Last summer, once the lockdown was over and it was permitted to hold small face to face meetings, I went to my first meeting of a non-profit board I sit on.

I arrived second to last, and found that those who’d arrived ahead of me had removed their masks. This made me uncomfortable, but so as to not be an outlier, I removed my mask too.

A few minutes after I arrived, our final board member arrived, a long-serving and much-respected board member, and he kept his mask on for the entire meeting, thus normalizing something I previously regarded as aberrant.

Needless to say, I kept my mask on for the next meeting and those that followed.

Bill is an avid cyclist in our neighbourhood. He cycles year round, and has a well-worn through the rabbit warren of downtown streets. Often he’ll stop to chat when our paths cross. And he’s always wearing a high-vis vest when he rides.

It had never occurred to me to wear a high-vis vest while bicycling, but that it made Bill so much more visible won me over. And so when I go to get groceries in the evening on my bike, now I wear one.

Like my brave board colleague, Bill normalized something that previously seemed weird.

We get wrapped up thinking that change is hard and takes money and campaigns and social media outreach; often all it takes is one person to bravely lead the way.

Comments

Olivia Rukavina's picture
Olivia Rukavina on May 24, 2021 - 20:57 Permalink

and sometimes you need to renormalize like I did with Ethan.

Steven Garrity's picture
Steven Garrity on May 24, 2021 - 21:10 Permalink

Cycling and even walking after dark (which includes my way home from work in the late fall/winter when it gets dark early) never feels safe around cars.

I got some lights mounted on my bike, but we also have a reflective shoulder/waist-belt thing we use. I call it the Crossing-Guard gear.

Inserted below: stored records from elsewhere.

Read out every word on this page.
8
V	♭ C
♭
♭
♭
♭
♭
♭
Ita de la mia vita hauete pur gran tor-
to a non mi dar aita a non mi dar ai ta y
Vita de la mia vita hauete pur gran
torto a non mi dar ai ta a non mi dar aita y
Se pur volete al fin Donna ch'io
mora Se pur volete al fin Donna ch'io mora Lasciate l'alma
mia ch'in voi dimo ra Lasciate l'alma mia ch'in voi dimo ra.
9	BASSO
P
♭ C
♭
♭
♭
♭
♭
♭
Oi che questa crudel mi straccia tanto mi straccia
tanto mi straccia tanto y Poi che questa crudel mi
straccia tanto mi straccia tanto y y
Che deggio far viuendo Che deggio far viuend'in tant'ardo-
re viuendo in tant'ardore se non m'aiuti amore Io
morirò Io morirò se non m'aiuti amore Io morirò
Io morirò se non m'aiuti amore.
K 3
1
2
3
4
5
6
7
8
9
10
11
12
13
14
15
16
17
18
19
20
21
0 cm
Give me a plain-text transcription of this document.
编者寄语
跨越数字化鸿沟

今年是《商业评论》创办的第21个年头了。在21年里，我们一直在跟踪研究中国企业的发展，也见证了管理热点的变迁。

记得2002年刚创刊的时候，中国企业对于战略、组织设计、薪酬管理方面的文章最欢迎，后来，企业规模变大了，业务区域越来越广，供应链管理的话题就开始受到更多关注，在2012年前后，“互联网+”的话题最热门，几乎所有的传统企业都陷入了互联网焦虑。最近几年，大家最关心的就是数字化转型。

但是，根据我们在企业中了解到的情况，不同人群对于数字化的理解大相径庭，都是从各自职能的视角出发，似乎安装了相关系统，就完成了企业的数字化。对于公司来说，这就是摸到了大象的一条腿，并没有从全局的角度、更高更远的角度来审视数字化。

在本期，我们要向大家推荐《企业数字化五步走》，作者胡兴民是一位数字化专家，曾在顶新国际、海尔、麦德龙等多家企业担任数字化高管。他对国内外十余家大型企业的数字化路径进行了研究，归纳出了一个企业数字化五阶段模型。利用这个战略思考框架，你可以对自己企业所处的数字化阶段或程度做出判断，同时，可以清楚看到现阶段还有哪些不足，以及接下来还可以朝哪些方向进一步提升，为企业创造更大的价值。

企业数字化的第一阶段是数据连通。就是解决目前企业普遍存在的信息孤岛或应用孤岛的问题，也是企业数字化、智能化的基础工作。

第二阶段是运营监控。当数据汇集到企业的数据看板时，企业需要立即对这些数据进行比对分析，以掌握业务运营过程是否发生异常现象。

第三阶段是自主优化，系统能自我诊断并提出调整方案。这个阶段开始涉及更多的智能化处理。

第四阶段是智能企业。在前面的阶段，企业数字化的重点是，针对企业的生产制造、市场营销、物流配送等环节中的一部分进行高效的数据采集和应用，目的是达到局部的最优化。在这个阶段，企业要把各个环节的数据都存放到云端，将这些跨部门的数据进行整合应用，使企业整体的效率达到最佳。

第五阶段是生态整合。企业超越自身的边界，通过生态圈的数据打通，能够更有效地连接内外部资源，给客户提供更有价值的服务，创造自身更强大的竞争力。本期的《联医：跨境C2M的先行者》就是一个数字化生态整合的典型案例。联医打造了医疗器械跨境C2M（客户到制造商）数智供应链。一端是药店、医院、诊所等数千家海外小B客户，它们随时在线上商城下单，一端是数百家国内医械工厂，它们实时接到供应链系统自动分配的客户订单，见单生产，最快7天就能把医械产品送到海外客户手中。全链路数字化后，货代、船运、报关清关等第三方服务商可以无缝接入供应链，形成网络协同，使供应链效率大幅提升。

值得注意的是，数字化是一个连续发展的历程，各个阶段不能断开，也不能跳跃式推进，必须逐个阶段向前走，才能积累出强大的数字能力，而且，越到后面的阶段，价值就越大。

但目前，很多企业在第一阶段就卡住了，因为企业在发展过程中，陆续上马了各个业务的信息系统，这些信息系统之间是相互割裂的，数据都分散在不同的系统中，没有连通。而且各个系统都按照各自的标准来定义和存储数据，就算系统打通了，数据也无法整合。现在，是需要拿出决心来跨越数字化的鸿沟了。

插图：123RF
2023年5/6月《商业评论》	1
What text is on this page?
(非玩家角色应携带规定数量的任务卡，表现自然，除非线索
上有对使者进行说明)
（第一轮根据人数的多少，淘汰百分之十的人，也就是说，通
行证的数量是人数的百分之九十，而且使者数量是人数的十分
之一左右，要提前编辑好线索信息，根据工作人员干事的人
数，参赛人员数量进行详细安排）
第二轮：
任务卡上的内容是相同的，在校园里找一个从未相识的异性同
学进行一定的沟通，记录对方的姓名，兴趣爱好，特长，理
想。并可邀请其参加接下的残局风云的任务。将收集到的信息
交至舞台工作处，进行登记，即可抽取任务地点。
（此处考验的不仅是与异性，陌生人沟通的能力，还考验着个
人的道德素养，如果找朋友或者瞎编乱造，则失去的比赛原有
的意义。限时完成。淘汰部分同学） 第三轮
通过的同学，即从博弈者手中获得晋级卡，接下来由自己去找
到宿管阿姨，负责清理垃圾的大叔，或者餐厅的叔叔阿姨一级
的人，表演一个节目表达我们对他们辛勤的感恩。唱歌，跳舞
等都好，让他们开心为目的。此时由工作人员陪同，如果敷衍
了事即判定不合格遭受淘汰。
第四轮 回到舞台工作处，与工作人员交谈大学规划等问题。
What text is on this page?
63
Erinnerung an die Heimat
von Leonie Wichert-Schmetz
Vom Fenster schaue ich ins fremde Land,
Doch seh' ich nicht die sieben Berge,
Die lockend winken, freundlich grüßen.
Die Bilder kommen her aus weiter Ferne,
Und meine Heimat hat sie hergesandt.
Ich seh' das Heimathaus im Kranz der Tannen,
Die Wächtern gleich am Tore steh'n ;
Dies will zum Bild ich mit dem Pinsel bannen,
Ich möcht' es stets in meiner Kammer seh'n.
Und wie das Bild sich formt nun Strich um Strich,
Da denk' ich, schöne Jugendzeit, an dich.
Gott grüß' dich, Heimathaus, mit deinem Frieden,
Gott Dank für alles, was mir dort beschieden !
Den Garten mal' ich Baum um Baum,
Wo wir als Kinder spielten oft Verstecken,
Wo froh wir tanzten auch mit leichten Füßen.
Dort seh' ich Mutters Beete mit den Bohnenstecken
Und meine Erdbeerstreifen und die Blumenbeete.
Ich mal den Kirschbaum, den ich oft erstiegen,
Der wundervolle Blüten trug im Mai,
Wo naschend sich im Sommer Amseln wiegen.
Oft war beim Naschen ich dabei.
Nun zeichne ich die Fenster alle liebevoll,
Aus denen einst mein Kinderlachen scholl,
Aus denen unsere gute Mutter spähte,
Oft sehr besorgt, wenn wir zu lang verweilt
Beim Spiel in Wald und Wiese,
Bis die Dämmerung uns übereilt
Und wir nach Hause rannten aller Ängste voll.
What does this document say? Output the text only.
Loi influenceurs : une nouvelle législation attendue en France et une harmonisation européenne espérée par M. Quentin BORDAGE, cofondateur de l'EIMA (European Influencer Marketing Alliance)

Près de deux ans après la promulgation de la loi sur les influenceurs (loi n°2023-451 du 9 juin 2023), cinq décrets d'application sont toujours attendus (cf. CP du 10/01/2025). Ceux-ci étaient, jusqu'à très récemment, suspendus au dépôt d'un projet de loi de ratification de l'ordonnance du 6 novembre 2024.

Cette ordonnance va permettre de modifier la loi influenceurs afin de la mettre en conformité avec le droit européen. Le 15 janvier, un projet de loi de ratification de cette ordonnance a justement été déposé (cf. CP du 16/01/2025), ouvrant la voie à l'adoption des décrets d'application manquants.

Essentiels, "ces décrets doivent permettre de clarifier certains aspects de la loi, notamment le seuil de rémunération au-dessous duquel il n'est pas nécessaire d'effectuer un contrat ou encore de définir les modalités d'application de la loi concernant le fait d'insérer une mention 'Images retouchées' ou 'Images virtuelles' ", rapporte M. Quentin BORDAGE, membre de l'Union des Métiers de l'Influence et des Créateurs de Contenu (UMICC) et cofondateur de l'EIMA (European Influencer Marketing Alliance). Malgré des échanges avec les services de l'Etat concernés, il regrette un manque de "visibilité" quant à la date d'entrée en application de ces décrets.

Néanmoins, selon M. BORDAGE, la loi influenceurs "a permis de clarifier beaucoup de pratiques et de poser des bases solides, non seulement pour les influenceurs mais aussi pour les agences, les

I've been mocked openly for it by my 'friends'!

Peter Rukavina's picture
Peter Rukavina on May 24, 2021 - 21:14 Permalink

Your “friends” are The Anti-Normalizers, and you should ignore them, as, ultimately they place conformity over safety. 

Peter Rukavina's picture
Peter Rukavina on May 24, 2021 - 21:17 Permalink

Also, I feel for you, as Upper Prince is often a confusing hellscape of competing pedestrians, cyclists, dogs, cats, trucks, and cars with all manner of “drive up on until sidewalk a little” moves committed regularly. In a sensible world it would be either one-way or local-reduce l traffic-only; as it stands it’s both a local street and a sort of University Avenue bypass. 

Jarek's picture
Jarek on May 26, 2021 - 23:53 Permalink

This particular example is tricky since it can be argued that people are normalizing cycling by normal people by cycling in normal clothes.

Do people in Copenhagen cycle or walk around in high viz? High viz feels dangerous and signals an activity that "normal people" won't do.

High viz implicitly places responsibility for road safety on the wearer, as opposed to on the road designer/builder/funder (separated paths! grade-separated or well-lit-and-traffic-calmed crossings!) or on the operator of a 1.5 tonne machine.

Unfortunately there is a really nasty chicken-and-egg problem since without safe roads, it's safer to wear high viz, but if walking/cycling is only safe in high viz, most people will consider it unsafe and drive instead, and roads will continue being built primarily for cars.

vbj's picture
vbj on May 25, 2021 - 15:01 Permalink

This is exactly how Trump and his minions did not use their "power" to model how Americans should have acted...wearing masks, staying home, and all of the other things that "normalizing" would have helped.

Sandy's picture
Sandy on May 27, 2021 - 08:12 Permalink

A number of years ago, Dale started wearing a similar vest when cycling home late after shows at the Confed Centre. Young teens, Alex & Bailey were horrified by his fashion choices. They get it now.

Joanne MacRae's picture
Joanne MacRae on May 29, 2021 - 08:17 Permalink

Thank-you, Peter, for raising this valuable information! It's important to wear lightly coloured clothing when we walk or cycle. Our good friend, Ian MacIntosh, was killed in Sydney, N.S. by a hit and run car when Ian was out for his daily walk on May 22nd. (www.sydneymemorialchapel.ca) Stay visible!